Reggio Calabria e Reggio Emilia non sono affatto così “distanti” e l’assonanza non è solo sonora…
Con la mia affermazione non volevo dare un numero preciso, si trattava di una provocazione per far intendere che tra le diverse imputate di Aemilia, circa una ventina, solo una è stata condannata per associazione mafiosa. Intendo, inoltre, che in Italia le donne al 41 bis (cioè al carcere duro per associazione mafiosa) sono tra le 12 e 13 unità. Mi sembrano numeri davvero troppo esigui per quanto siano estesi i fenomeni. Molte volte il loro “ essere a disposizione del clan” viene tradotto in reati come intestazioni fittizie di aziende o falsa fatturazione o di favoreggiamento, se ci spingiamo oltre troviamo qualche volta il concorso esterno in associazione mafiosa. Talvolta sono figure importanti per la vita del clan, mi chiedo, quindi, quale sia la linea di confine da oltrepassare perché vengano considerate parte integrante dell’associazione mafiosa e spero che le riflessioni contenute nel mio libro possano dare degli spunti, non certo soluzioni.
Dott.ssa Iandolo, lei sottolinea un aspetto oggi più tecnologico, più digitale dell’organizzazione e parla dei social come importante strumento per il reclutamento…
Gratteri e Nicaso hanno scritto un libro recente su questo argomento. Le tecnologie, la moneta virtuale, i criptofonini ovvero telefonini non intercettabili, i social network, sono tutti strumenti nuovi che sono utilizzati dalla ‘ndrangheta e non solo. I video dei rampolli con auto di lusso, orologi d’oro e ville faraoniche sono specchi per le allodole, per chi vuole fare soldi facili e diventare simbolo di successo. L’altra faccia della medaglia è che vivi per sempre con la morte che ti cammina di fianco, dormi con un’arma sotto il cuscino e devi guardarti da chiunque. Puoi morire o vedere morire i tuoi figli, i tuoi genitori, puoi finire in carcere nemmeno maggiorenne e uscire quarantenne. Ne vale la pena? Ovviamente no, questo non è vivere.

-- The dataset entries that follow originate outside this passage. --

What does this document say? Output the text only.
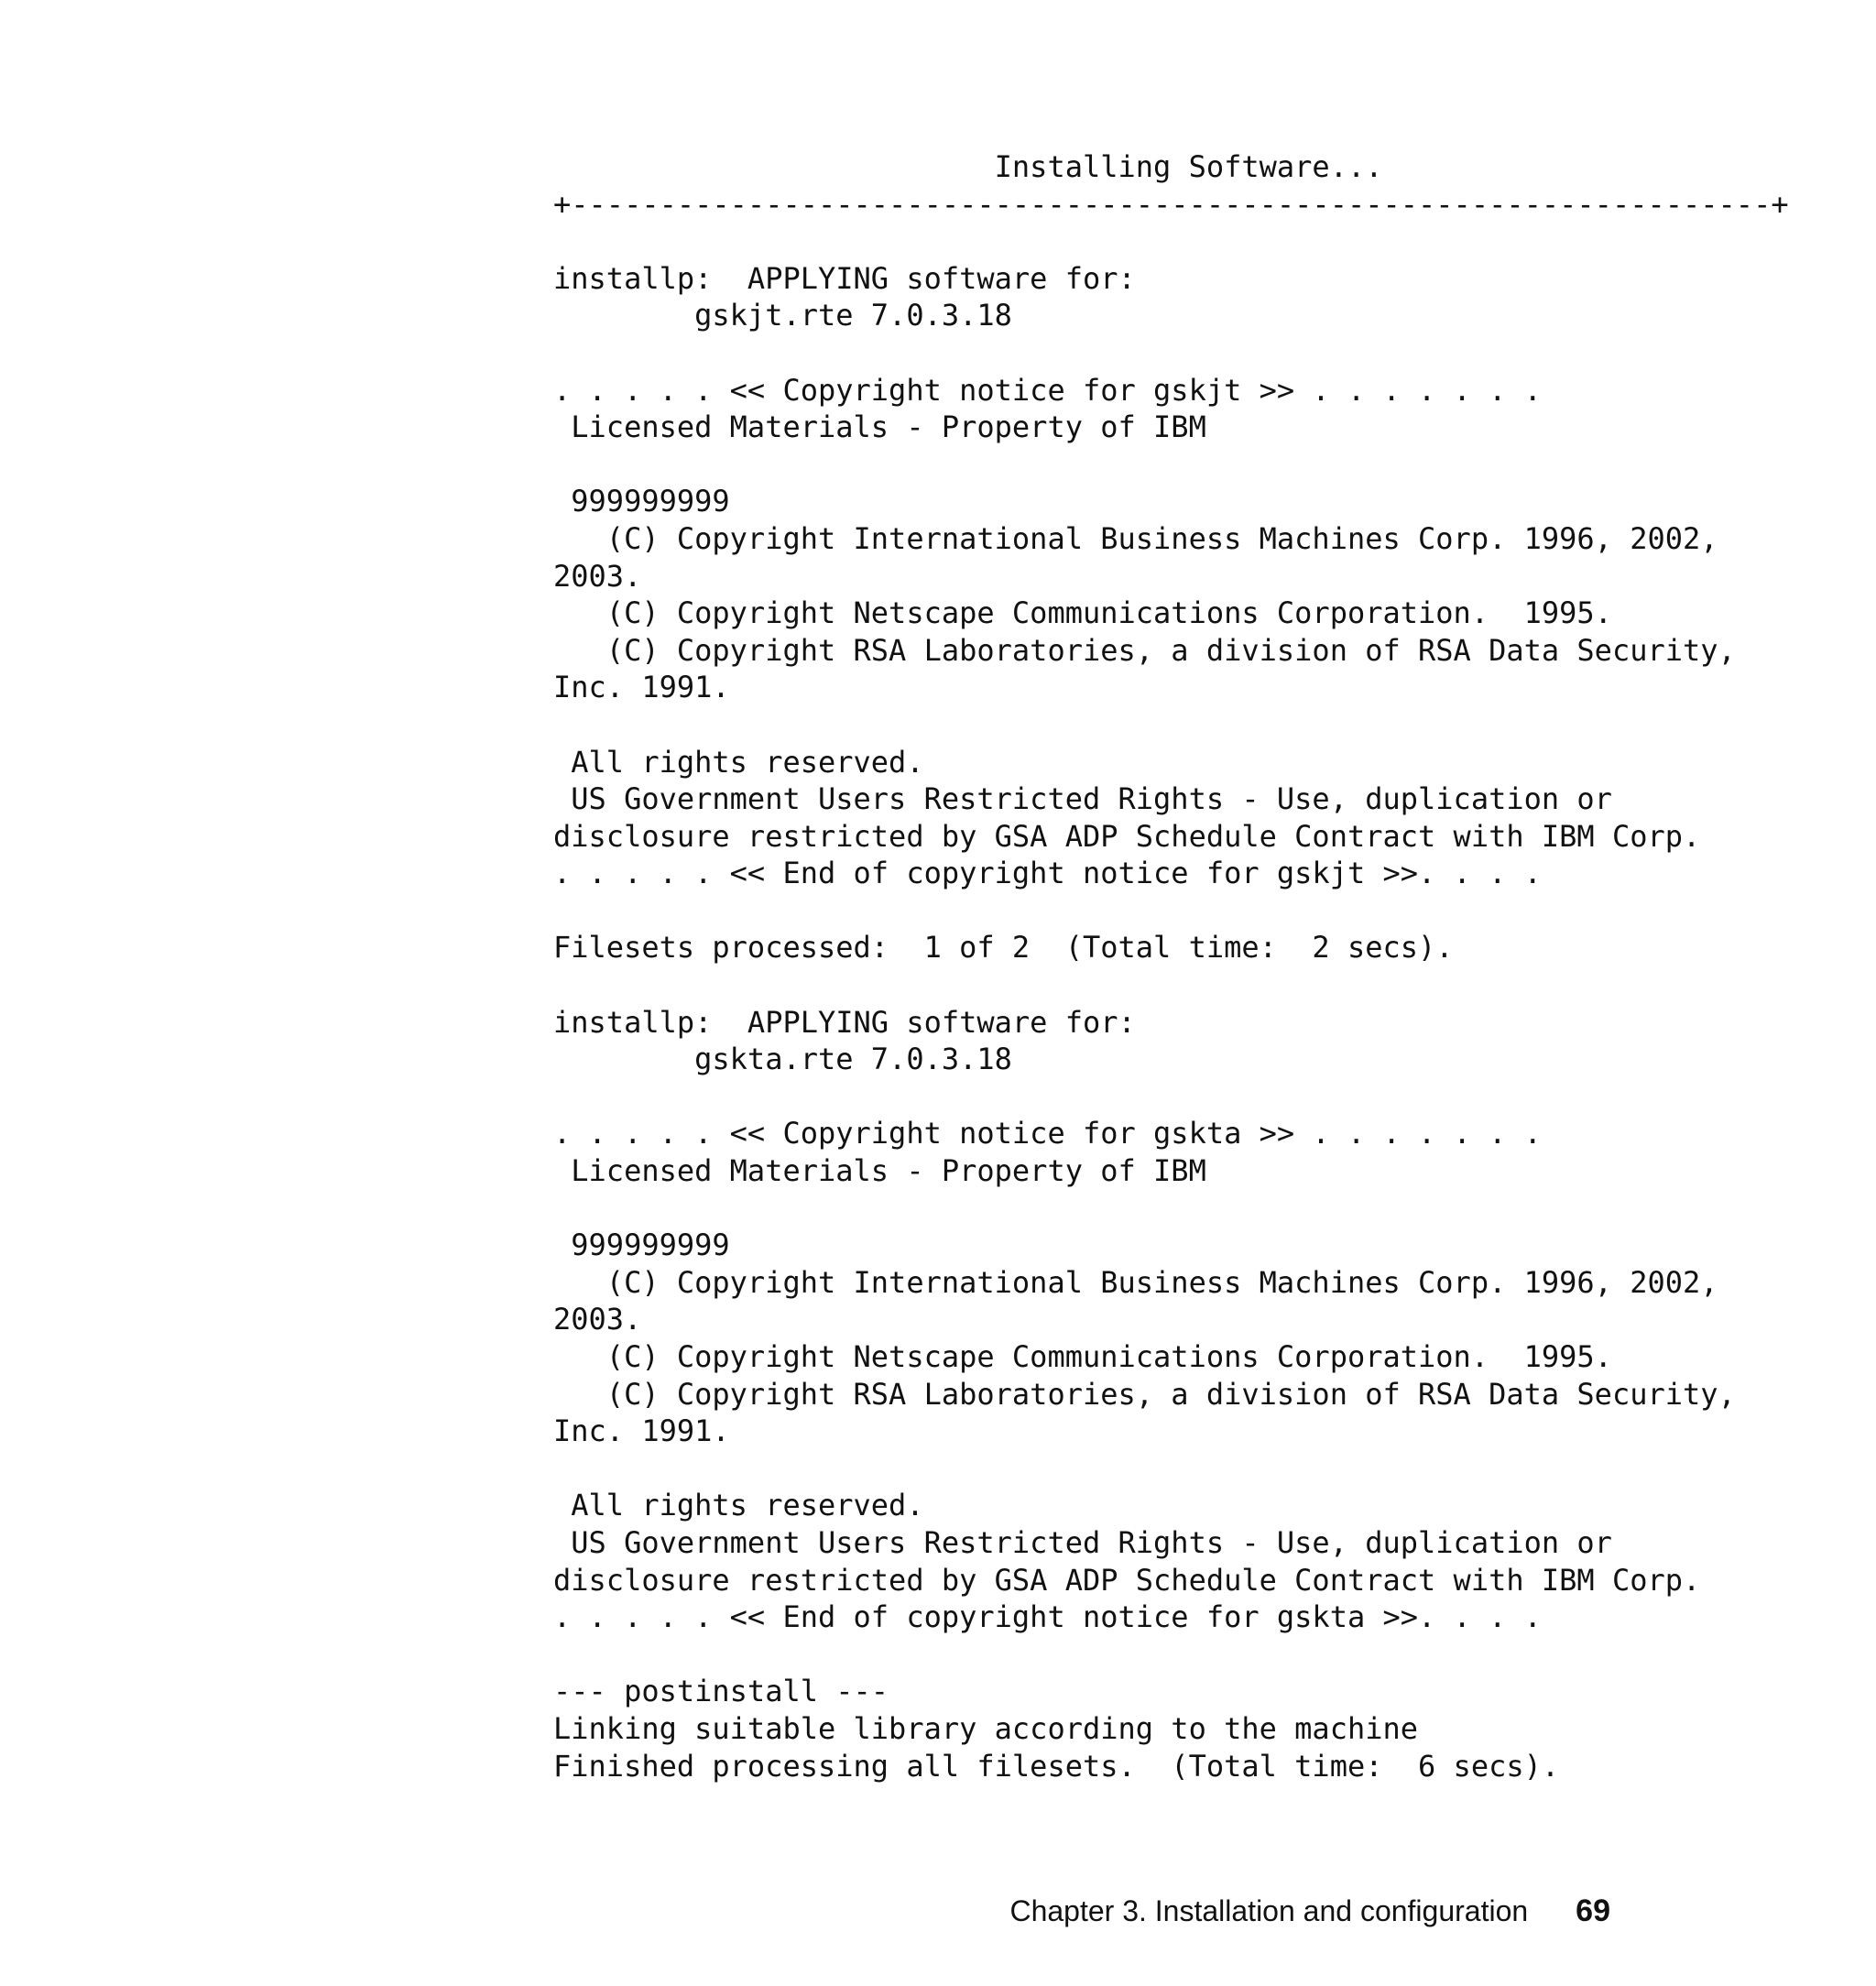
Installing Software...
+--------------------------------------------------------------------+
installp:  APPLYING software for:
gskjt.rte 7.0.3.18
. . . . . << Copyright notice for gskjt >> . . . . . . .
Licensed Materials - Property of IBM
999999999
(C) Copyright International Business Machines Corp. 1996, 2002,
2003.
(C) Copyright Netscape Communications Corporation.  1995.
(C) Copyright RSA Laboratories, a division of RSA Data Security,
Inc. 1991.
All rights reserved.
US Government Users Restricted Rights - Use, duplication or
disclosure restricted by GSA ADP Schedule Contract with IBM Corp.
. . . . . << End of copyright notice for gskjt >>. . . .
Filesets processed:  1 of 2  (Total time:  2 secs).
installp:  APPLYING software for:
gskta.rte 7.0.3.18
. . . . . << Copyright notice for gskta >> . . . . . . .
Licensed Materials - Property of IBM
999999999
(C) Copyright International Business Machines Corp. 1996, 2002,
2003.
(C) Copyright Netscape Communications Corporation.  1995.
(C) Copyright RSA Laboratories, a division of RSA Data Security,
Inc. 1991.
All rights reserved.
US Government Users Restricted Rights - Use, duplication or
disclosure restricted by GSA ADP Schedule Contract with IBM Corp.
. . . . . << End of copyright notice for gskta >>. . . .
--- postinstall ---
Linking suitable library according to the machine
Finished processing all filesets.  (Total time:  6 secs).
Chapter 3. Installation and configuration 69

Vorrei citare, infine, Giuseppe Bascietto – altro suo ‘collega di penna’ – che nel libro intitolato “STIDDA – L’altra mafia raccontata dal capoclan Claudio Carbonaro” si dice speranzoso di avere ancora tempo per vivere in una città libera dal giogo criminale: “Sta ai cittadini evitare che la speranza si consumi, nonostante non ci siano ancora i titoli di coda nella lotta alla mafia”, scrive.
Dott.ssa Iandolo, secondo lei, c’è ancora tempo?
Sarei felice di rispondere sì convintamente, ma c’è molta strada da fare e in fretta. Tanto si può fare sui giovani e giovanissimi e tanto sulla comunità. Devono moltiplicarsi gli eventi in cui si parla dell’argomento, dove si fanno circolare informazioni. E’ vitale anche far capire che la comunità deve avere un ruolo chiave, non si può certo pensare di delegare tutto ai magistrati o alle forze dell’ordine. Ognuno di noi deve fare la sua parte, imparare a riconoscere i segnali di eventuali infiltrazioni e denunciare, insegnare ai propri figli un’etica del vivere sociale. C’è ancora tempo per cambiare e diventare migliori, se davvero si vuole.